洛淅点点头:“有一条运动短裤,但是很短……”
“短就行,不会蹭到伤口。”
陈锦将细针从碘伏液里拈出,甩掉针尖带出的液体,小心翼翼地在水泡上扎了个小口。被撑到透明的皮肤终于有了出口可以将液体挤出,水泡里的液体立刻向外涌出。
陈锦一手用纸巾接着涌出的液体,一手拿棉签缓缓推挤着水泡,好让里面的液体流得干干净净。
扎破水泡时几乎没有感觉,不清楚是不是因为陈锦的动作太轻,洛淅丝毫不觉得疼。他将脸搭在自己曲起的膝盖上,看着陈锦认真地替他挤水泡。
陈锦长得又高又壮,怎么动作可以这么轻呢?连大狸那只小猫,踩在洛淅腿上时都会留下一只小小的爪印,而陈锦的动作却能轻得像羽毛一般,让他感受不到丝毫的疼痛。
“不许碰啊,等一会儿看它还流不流水,不流再涂药。”陈锦用棉签沾着碘伏,在洛翊的脚踝处反复涂抹消毒。
他话里话外有些自责:“昨天你是不是跟我说这里不舒服的,我没有记住,昨天就该处理的。”
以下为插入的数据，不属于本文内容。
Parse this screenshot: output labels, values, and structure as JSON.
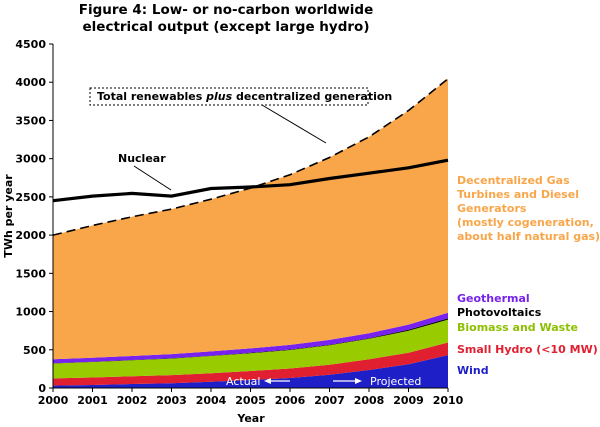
{
  "chart_data": {
    "type": "area",
    "title": [
      "Figure 4: Low- or no-carbon worldwide",
      "electrical output (except large hydro)"
    ],
    "xlabel": "Year",
    "ylabel": "TWh per year",
    "x": [
      2000,
      2001,
      2002,
      2003,
      2004,
      2005,
      2006,
      2007,
      2008,
      2009,
      2010
    ],
    "xlim": [
      2000,
      2010
    ],
    "ylim": [
      0,
      4500
    ],
    "yticks": [
      0,
      500,
      1000,
      1500,
      2000,
      2500,
      3000,
      3500,
      4000,
      4500
    ],
    "grid": false,
    "stacked_series": [
      {
        "name": "Wind",
        "color": "#1f1fc8",
        "label_lines": [
          "Wind"
        ],
        "values": [
          31,
          39,
          52,
          63,
          82,
          104,
          131,
          173,
          235,
          310,
          430
        ]
      },
      {
        "name": "Small Hydro (<10 MW)",
        "color": "#e02030",
        "label_lines": [
          "Small Hydro (<10 MW)"
        ],
        "values": [
          95,
          99,
          102,
          106,
          112,
          118,
          124,
          132,
          140,
          152,
          165
        ]
      },
      {
        "name": "Biomass and Waste",
        "color": "#99cc00",
        "label_lines": [
          "Biomass and Waste"
        ],
        "values": [
          195,
          202,
          208,
          216,
          224,
          232,
          242,
          254,
          268,
          288,
          300
        ]
      },
      {
        "name": "Photovoltaics",
        "color": "#000000",
        "label_lines": [
          "Photovoltaics"
        ],
        "values": [
          4,
          4,
          4,
          5,
          5,
          6,
          7,
          8,
          9,
          12,
          15
        ]
      },
      {
        "name": "Geothermal",
        "color": "#7722ee",
        "label_lines": [
          "Geothermal"
        ],
        "values": [
          50,
          52,
          53,
          54,
          56,
          58,
          60,
          62,
          64,
          68,
          75
        ]
      },
      {
        "name": "Decentralized Gas Turbines and Diesel Generators",
        "color": "#f9a64a",
        "label_lines": [
          "Decentralized Gas",
          "Turbines and Diesel",
          "Generators",
          "(mostly cogeneration,",
          "about half natural gas)"
        ],
        "values": [
          1625,
          1730,
          1821,
          1896,
          1991,
          2097,
          2226,
          2386,
          2569,
          2800,
          3060
        ]
      }
    ],
    "line_series": [
      {
        "name": "Nuclear",
        "color": "#000000",
        "style": "solid",
        "values": [
          2450,
          2510,
          2545,
          2510,
          2610,
          2630,
          2660,
          2740,
          2810,
          2880,
          2980
        ]
      },
      {
        "name": "Total renewables plus decentralized generation",
        "color": "#000000",
        "style": "dashed",
        "values": [
          2000,
          2126,
          2240,
          2340,
          2470,
          2615,
          2790,
          3015,
          3285,
          3630,
          4045
        ]
      }
    ],
    "annotations": {
      "total_box": {
        "pre": "Total renewables ",
        "italic": "plus",
        "post": " decentralized generation"
      },
      "nuclear": "Nuclear",
      "actual": "Actual",
      "projected": "Projected"
    }
  }
}
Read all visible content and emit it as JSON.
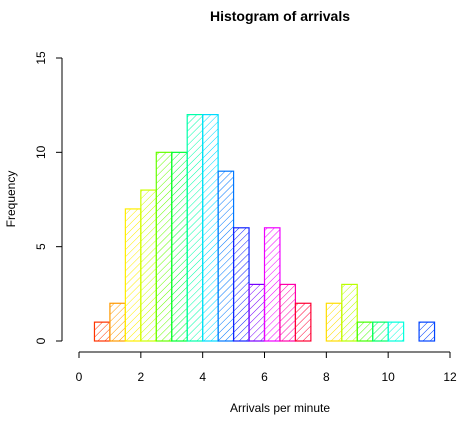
{
  "chart_data": {
    "type": "bar",
    "title": "Histogram of arrivals",
    "xlabel": "Arrivals per minute",
    "ylabel": "Frequency",
    "xlim": [
      0,
      12
    ],
    "ylim": [
      0,
      15
    ],
    "x_ticks": [
      0,
      2,
      4,
      6,
      8,
      10,
      12
    ],
    "y_ticks": [
      0,
      5,
      10,
      15
    ],
    "bin_width": 0.5,
    "bins": [
      {
        "start": 0.5,
        "count": 1,
        "color": "#ff3300"
      },
      {
        "start": 1.0,
        "count": 2,
        "color": "#ff9900"
      },
      {
        "start": 1.5,
        "count": 7,
        "color": "#ffee00"
      },
      {
        "start": 2.0,
        "count": 8,
        "color": "#ccff00"
      },
      {
        "start": 2.5,
        "count": 10,
        "color": "#66ff00"
      },
      {
        "start": 3.0,
        "count": 10,
        "color": "#00ff33"
      },
      {
        "start": 3.5,
        "count": 12,
        "color": "#00ffaa"
      },
      {
        "start": 4.0,
        "count": 12,
        "color": "#00ddff"
      },
      {
        "start": 4.5,
        "count": 9,
        "color": "#0077ff"
      },
      {
        "start": 5.0,
        "count": 6,
        "color": "#1122ff"
      },
      {
        "start": 5.5,
        "count": 3,
        "color": "#7700ff"
      },
      {
        "start": 6.0,
        "count": 6,
        "color": "#ee00ff"
      },
      {
        "start": 6.5,
        "count": 3,
        "color": "#ff00aa"
      },
      {
        "start": 7.0,
        "count": 2,
        "color": "#ff0033"
      },
      {
        "start": 7.5,
        "count": 0,
        "color": "#ff5500"
      },
      {
        "start": 8.0,
        "count": 2,
        "color": "#ffdd00"
      },
      {
        "start": 8.5,
        "count": 3,
        "color": "#bbff00"
      },
      {
        "start": 9.0,
        "count": 1,
        "color": "#44ff00"
      },
      {
        "start": 9.5,
        "count": 1,
        "color": "#00ff66"
      },
      {
        "start": 10.0,
        "count": 1,
        "color": "#00ffdd"
      },
      {
        "start": 10.5,
        "count": 0,
        "color": "#00aaff"
      },
      {
        "start": 11.0,
        "count": 1,
        "color": "#0044ff"
      }
    ]
  }
}
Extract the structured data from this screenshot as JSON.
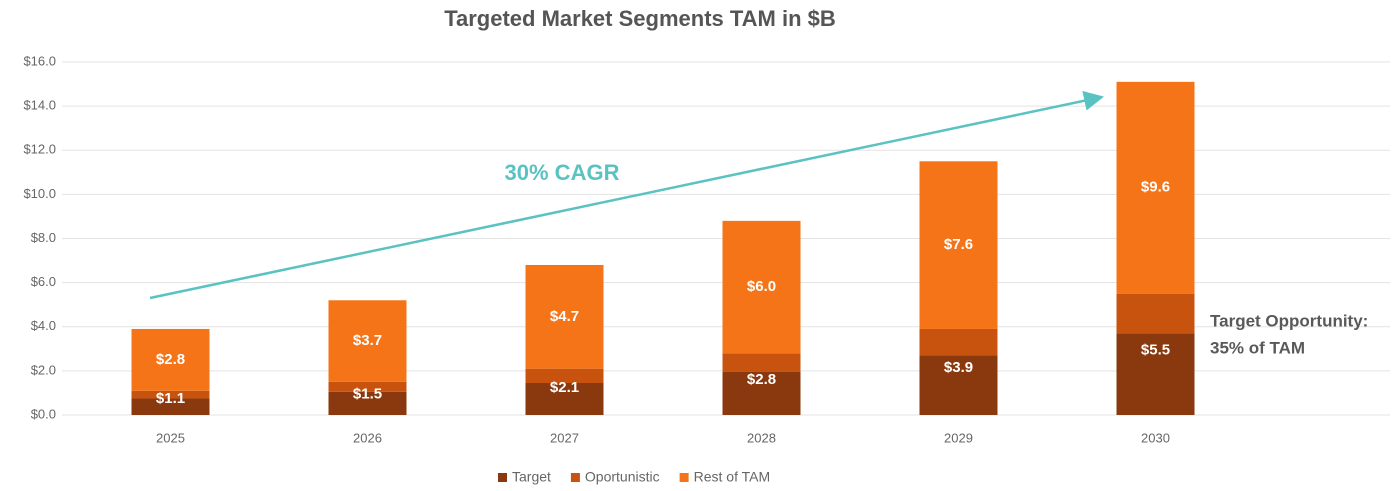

“昨天也没有变成这样,就是有点痒有点疼。”洛淅解释道。
“奶奶早上下地去了,回来肯定要说我。”陈锦懊恼地将碘伏盖好放到一边,“最近咱们在家里不出去了,草里虫子多,有些带毒的都能把皮肤咬烂。”
“好。”洛淅说,“那我们中午吃什么?我有点饿。”
“难得听见你催饭,中午我来做饭,你吃不吃空心菜?中午炒个空心菜,再做个扁豆炒肉。今天阴天,奶奶下地打药,中午都不回来吃饭,我做好饭送去给她吃,你自己先在家里吃。”陈锦絮絮叨叨地说,“有没有想吃的?跟我说,我给你做,你还没吃过我做的饭吧?”
“没有,你之前说给我做黄骨鱼的。”洛淅突然想起前几天陈锦画下的大饼,到现在也没见到黄骨鱼的影子。
“哎呀,那不是当时没捞到嘛。”陈锦挠挠头,“明天我去街上买回来给你做,今天先简单尝尝我的手艺。”